Jordan was dead. She should be leaving—not reaching into the machine that had killed him.
Vi. Please believe. It’s me. Warmth and gentle encouragement flooded her, and she felt bathed in his aura. But now that there was more of a reason to panic, she felt oddly calm. Because no one called her Vi. No one but Jordan.
“How did you get into my head?” she asked.
It’s a pretty complicated head, Vi. You have a beautiful mind. For once, it’s going to be all right.
Nothing might ever be right again. Jordan had died, and she was losing her mind. The stress, the heartache were too much to bear. She should ignore the voice in her head and just get out of here.
That would be a mistake.
“A mistake?”
For Earth.
“Please,” she whispered. “Just tell me what’s going to happen if I place the Staff inside that dome.”
I don’t know.
“That thing killed you.”
I’m not dead.
She stared at his body. “You aren’t breathing.
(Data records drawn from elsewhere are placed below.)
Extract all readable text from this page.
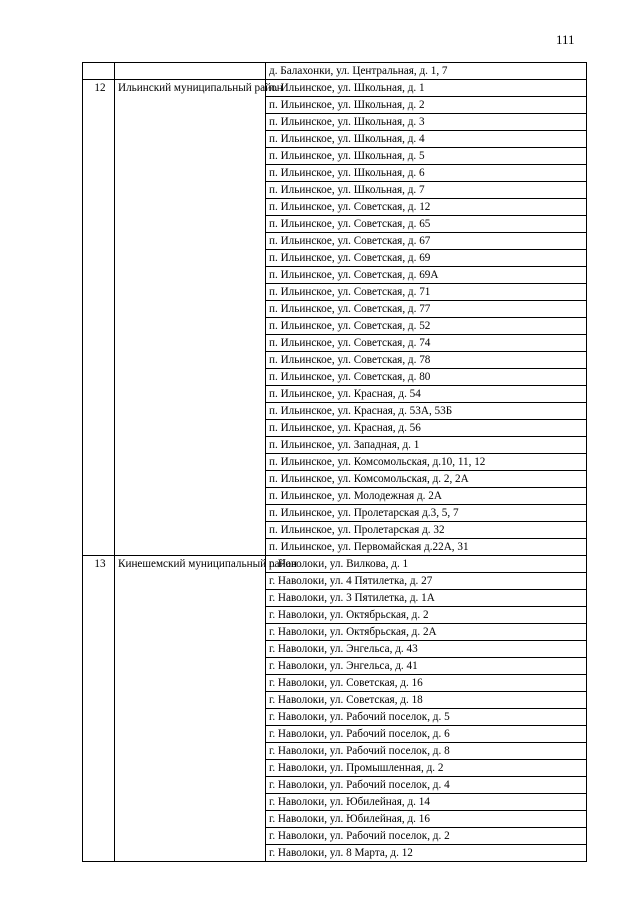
111
		д. Балахонки, ул. Центральная, д. 1, 7
12	Ильинский муниципальный район	п. Ильинское, ул. Школьная, д. 1
		п. Ильинское, ул. Школьная, д. 2
		п. Ильинское, ул. Школьная, д. 3
		п. Ильинское, ул. Школьная, д. 4
		п. Ильинское, ул. Школьная, д. 5
		п. Ильинское, ул. Школьная, д. 6
		п. Ильинское, ул. Школьная, д. 7
		п. Ильинское, ул. Советская, д. 12
		п. Ильинское, ул. Советская, д. 65
		п. Ильинское, ул. Советская, д. 67
		п. Ильинское, ул. Советская, д. 69
		п. Ильинское, ул. Советская, д. 69А
		п. Ильинское, ул. Советская, д. 71
		п. Ильинское, ул. Советская, д. 77
		п. Ильинское, ул. Советская, д. 52
		п. Ильинское, ул. Советская, д. 74
		п. Ильинское, ул. Советская, д. 78
		п. Ильинское, ул. Советская, д. 80
		п. Ильинское, ул. Красная, д. 54
		п. Ильинское, ул. Красная, д. 53А, 53Б
		п. Ильинское, ул. Красная, д. 56
		п. Ильинское, ул. Западная, д. 1
		п. Ильинское, ул. Комсомольская, д.10, 11, 12
		п. Ильинское, ул. Комсомольская, д. 2, 2А
		п. Ильинское, ул. Молодежная д. 2А
		п. Ильинское, ул. Пролетарская д.3, 5, 7
		п. Ильинское, ул. Пролетарская д. 32
		п. Ильинское, ул. Первомайская д.22А, 31
13	Кинешемский муниципальный район	г. Наволоки, ул. Вилкова, д. 1
		г. Наволоки, ул. 4 Пятилетка, д. 27
		г. Наволоки, ул. 3 Пятилетка, д. 1А
		г. Наволоки, ул. Октябрьская, д. 2
		г. Наволоки, ул. Октябрьская, д. 2А
		г. Наволоки, ул. Энгельса, д. 43
		г. Наволоки, ул. Энгельса, д. 41
		г. Наволоки, ул. Советская, д. 16
		г. Наволоки, ул. Советская, д. 18
		г. Наволоки, ул. Рабочий поселок, д. 5
		г. Наволоки, ул. Рабочий поселок, д. 6
		г. Наволоки, ул. Рабочий поселок, д. 8
		г. Наволоки, ул. Промышленная, д. 2
		г. Наволоки, ул. Рабочий поселок, д. 4
		г. Наволоки, ул. Юбилейная, д. 14
		г. Наволоки, ул. Юбилейная, д. 16
		г. Наволоки, ул. Рабочий поселок, д. 2
		г. Наволоки, ул. 8 Марта, д. 12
You don’t have a pulse.”
She could feel amusement wafting along with his mental communication. Vi, you don’t talk to dead people, do you?
With a shrug, she leaned over the dome. Inside was a housing similar to the one Jordan had built on the Draco. Holding her breath, expecting to be zapped by blue lights, she snapped the Staff into the housing.
She stared hard at the domed glass. But although the Staff pulsed more brightly, those blue stars didn’t reappear. Slowly, she released a breath.
At the rustle of a footstep behind her, the hair on her neck stood up. She was no longer alone.